Dichiarazione fraudolenta, il commercialista può concorrere nel reato

La Corte di Cassazione con la sentenza 156 del 10 gennaio 2021 ha statuito che rischia la condanna penale il commercialista che predispone e inoltra dichiarazioni fiscali contenenti l’indicazione di elementi passivi fittizi supportati da fatture per operazioni inesistenti, omettendo di segnalare una serie di anomalie rilevate nella contabilità dell’assistito e proseguendo, per timore di perdere il cliente, nell’attività di consulenza fiscale.

Nella vicenda al vaglio della Corte un commercialista era stato indagato  per concorso nel reato di dichiarazione fraudolenta, commesso nell’espletamento del proprio mandato in favore di due società clienti.

Il consulente era stato ritenuto responsabile, dai giudici di merito, perché, quale professionista e depositario delle scritture contabili delle due Srl, consapevole dell’attività illecita posta in essere dalle stesse e dagli amministratori, al fine di evadere le imposte sui redditi e sul valore aggiunto, aveva consentito di indicare nelle dichiarazioni annuali relative alle predette imposte numerosi elementi passivi fittizi, avvalendosi di documenti relativi a operazioni oggettivamente inesistenti.

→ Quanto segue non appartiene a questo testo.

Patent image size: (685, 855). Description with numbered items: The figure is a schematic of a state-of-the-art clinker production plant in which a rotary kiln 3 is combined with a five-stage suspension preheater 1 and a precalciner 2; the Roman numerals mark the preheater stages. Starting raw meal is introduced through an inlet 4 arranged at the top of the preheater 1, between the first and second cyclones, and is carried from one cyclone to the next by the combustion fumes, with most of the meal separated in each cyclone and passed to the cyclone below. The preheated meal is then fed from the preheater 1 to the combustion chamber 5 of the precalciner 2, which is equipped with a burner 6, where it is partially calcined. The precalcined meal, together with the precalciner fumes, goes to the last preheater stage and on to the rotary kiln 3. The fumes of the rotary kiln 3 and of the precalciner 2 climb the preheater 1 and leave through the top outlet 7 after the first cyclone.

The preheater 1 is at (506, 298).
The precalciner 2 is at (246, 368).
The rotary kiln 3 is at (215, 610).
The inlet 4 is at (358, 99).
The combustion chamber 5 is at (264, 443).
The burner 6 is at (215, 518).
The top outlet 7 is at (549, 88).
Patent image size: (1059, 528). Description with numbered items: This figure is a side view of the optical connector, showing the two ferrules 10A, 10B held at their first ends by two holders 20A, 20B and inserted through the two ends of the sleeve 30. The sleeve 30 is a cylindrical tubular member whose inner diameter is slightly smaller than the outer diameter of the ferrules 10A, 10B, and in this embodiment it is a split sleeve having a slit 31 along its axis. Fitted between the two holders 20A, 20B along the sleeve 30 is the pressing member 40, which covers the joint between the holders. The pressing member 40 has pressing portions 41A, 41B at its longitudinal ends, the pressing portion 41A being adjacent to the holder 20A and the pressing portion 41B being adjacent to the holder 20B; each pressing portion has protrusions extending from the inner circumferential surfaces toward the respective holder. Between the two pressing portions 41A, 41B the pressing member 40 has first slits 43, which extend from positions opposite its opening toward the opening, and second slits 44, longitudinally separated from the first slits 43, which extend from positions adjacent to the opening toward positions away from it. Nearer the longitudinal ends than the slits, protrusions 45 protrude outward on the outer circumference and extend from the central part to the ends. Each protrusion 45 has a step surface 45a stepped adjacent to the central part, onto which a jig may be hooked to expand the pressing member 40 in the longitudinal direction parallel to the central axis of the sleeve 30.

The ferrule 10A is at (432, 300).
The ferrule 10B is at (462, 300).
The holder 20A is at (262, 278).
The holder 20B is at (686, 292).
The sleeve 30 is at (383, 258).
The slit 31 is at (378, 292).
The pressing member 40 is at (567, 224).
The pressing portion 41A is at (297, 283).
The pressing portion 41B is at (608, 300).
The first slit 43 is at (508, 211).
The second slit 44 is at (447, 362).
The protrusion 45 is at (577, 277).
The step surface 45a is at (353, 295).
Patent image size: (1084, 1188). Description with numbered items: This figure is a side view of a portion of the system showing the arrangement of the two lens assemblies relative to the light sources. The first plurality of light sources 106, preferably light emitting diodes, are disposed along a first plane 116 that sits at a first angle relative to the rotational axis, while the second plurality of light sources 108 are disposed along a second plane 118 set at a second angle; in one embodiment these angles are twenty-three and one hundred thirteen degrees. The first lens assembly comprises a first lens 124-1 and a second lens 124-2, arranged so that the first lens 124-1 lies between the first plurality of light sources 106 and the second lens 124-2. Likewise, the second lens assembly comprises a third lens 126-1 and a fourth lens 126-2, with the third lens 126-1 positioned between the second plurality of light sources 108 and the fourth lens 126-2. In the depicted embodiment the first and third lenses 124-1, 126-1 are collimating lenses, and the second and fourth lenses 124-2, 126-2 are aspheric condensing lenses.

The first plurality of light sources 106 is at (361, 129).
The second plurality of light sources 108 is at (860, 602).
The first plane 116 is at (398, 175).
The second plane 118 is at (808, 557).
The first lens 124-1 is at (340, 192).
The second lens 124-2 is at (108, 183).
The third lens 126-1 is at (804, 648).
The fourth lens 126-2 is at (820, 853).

L’imputato aveva impugnato la decisione della Corte d’appello davanti alla Suprema corte, deducendo, tra gli altri motivi, violazione di legge e vizio di motivazione in ordine all’elemento sia oggettivo che soggettivo del reato.

Il commercialista di una società – ha ricordato la Corte – può concorrere nel reato di dichiarazione fraudolenta mediante uso di fatture o altri documenti per operazioni inesistenti, agendo a titolo di dolo eventuale.

Il contributo causale del concorrente, in tali ipotesi, può manifestarsi attraverso forme differenziate e atipiche della condotta criminosa, non solo in caso di concorso morale ma anche in caso di concorso materiale.

Il predetto contributo concorsuale assume rilevanza non solo quando abbia efficacia causale, ponendosi come condizione dell’evento lesivo, ma anche quando assume la forma di un contributo agevolatore, vale a dire quando il reato, senza la condotta di agevolazione, sarebbe stato ugualmente commesso, ma con maggiori incertezze di riuscita o difficoltà.

A questo fine, basta che la condotta di partecipazione si manifesti in un comportamento esteriore idoneo ad arrecare un contributo apprezzabile alla commissione del reato, mediante il rafforzamento del proposito criminoso o l’agevolazione dell’opera degli altri concorrenti.